Elezi explained how informative and powerful the films of Albania’s big studio era were, both as a rich emotional experiences and as documents of the times, for her and co-writer/director Logoreci in writing Bota. Archival films suggested archetypal characters such as Beni, opportunists who use their multi-lingual and social skills to sidle up to foreign investors (Beni ceaselessly approaches the Italian businessman) and finagle funds from the State (Beni hides Noje’s compensation money) but have also suffered persecution and exile. 

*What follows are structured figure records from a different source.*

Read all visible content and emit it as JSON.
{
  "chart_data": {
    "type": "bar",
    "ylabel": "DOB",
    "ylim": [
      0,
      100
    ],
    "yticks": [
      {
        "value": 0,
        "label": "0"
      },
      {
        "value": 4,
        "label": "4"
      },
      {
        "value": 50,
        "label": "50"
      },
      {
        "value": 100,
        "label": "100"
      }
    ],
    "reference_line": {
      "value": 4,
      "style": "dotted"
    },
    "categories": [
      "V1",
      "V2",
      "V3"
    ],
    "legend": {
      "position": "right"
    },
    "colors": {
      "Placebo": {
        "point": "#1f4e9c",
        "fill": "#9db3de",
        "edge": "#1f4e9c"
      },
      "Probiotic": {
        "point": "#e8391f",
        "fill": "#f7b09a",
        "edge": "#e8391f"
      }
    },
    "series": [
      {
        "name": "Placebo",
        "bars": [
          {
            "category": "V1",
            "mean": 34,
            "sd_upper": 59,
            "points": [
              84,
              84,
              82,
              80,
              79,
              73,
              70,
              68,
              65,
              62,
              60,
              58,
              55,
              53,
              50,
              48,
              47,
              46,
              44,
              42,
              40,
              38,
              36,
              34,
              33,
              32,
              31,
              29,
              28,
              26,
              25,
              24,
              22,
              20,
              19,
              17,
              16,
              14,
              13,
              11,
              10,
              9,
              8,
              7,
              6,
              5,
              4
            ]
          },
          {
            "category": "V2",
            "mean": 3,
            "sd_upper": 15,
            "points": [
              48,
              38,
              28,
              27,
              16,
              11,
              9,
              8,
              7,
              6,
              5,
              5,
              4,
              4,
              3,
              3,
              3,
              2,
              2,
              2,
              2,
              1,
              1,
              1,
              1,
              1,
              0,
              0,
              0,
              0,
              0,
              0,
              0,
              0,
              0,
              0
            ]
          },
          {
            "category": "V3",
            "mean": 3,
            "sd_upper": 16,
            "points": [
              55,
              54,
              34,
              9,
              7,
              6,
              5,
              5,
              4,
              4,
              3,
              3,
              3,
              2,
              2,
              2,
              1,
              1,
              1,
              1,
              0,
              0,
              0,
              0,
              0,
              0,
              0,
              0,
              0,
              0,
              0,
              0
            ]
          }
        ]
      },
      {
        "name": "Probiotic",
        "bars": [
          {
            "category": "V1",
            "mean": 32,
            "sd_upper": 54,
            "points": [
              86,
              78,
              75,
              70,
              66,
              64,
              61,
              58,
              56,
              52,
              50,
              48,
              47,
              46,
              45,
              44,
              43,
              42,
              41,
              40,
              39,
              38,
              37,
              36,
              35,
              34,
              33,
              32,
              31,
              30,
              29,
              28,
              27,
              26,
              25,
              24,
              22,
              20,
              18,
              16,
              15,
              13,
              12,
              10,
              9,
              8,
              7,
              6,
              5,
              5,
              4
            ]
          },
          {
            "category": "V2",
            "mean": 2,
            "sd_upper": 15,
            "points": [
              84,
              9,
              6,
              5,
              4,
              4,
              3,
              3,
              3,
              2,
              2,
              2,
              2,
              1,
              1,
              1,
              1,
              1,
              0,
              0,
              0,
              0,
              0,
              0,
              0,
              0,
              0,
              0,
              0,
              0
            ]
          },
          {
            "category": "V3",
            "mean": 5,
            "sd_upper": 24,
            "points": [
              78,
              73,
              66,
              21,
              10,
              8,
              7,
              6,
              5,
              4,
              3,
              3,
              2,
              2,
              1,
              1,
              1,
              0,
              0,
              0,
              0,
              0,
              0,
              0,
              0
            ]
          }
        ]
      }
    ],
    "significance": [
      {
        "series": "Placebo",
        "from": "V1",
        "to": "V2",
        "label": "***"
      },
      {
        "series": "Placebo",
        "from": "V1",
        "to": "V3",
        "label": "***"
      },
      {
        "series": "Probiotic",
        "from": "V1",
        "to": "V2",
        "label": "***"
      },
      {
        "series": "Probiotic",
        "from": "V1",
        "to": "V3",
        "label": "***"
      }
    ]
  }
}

Just as important were the old folk songs recorded during the communist era, traditional and therefore strangely timeless, that the filmmakers bring back to life so soulfully in Bota.  They help establish the dream-like mise-en-scène with its surreal, barren but brightly lit setting, one that carries us from a young girl dancing ballet in an unknown context in the TV film (the last image Noje sees before she dies) to Nora dancing the tango, also by herself — or beside herself — in Bota’s end credits.  As the film comes full circle, Juli has lost not only Noje but also Nora, brutally, but her mother’s bones are exhumed and state crimes can be revealed.  Unwittingly, the “Benis” of Albania have pushed Juli out of exile.  While her only friend has been murdered for money, buried to hide guilt, lied about to cover up — while once again history has been “hushed” by perpetrators and even bystanders — Juli breaks the cycle, hopefully symbolic of the country today.


Bota

Directors: Iris Elezi, Thomas Logoreci; Producers: Sabina Kodra, Andrea Stucovitz, Burim Berisha, Robert Budina, Iris Elezi, Thomas Logoreci; Screenplay: Iris Elezi, Thomas Logoreci; Cinematographer: Ramiro Civita ; Editor: Walter Fasano; Costume Design: Emir Turkeshi.

Cast: Flonja Kodheli, Artur Gorishti, Fioralba Kryemadhi, Tinka Kurti, Alban Ukaj, Luca Lionello.

Color, Cinemascope, 104 min.  In Albanian with English subtitles.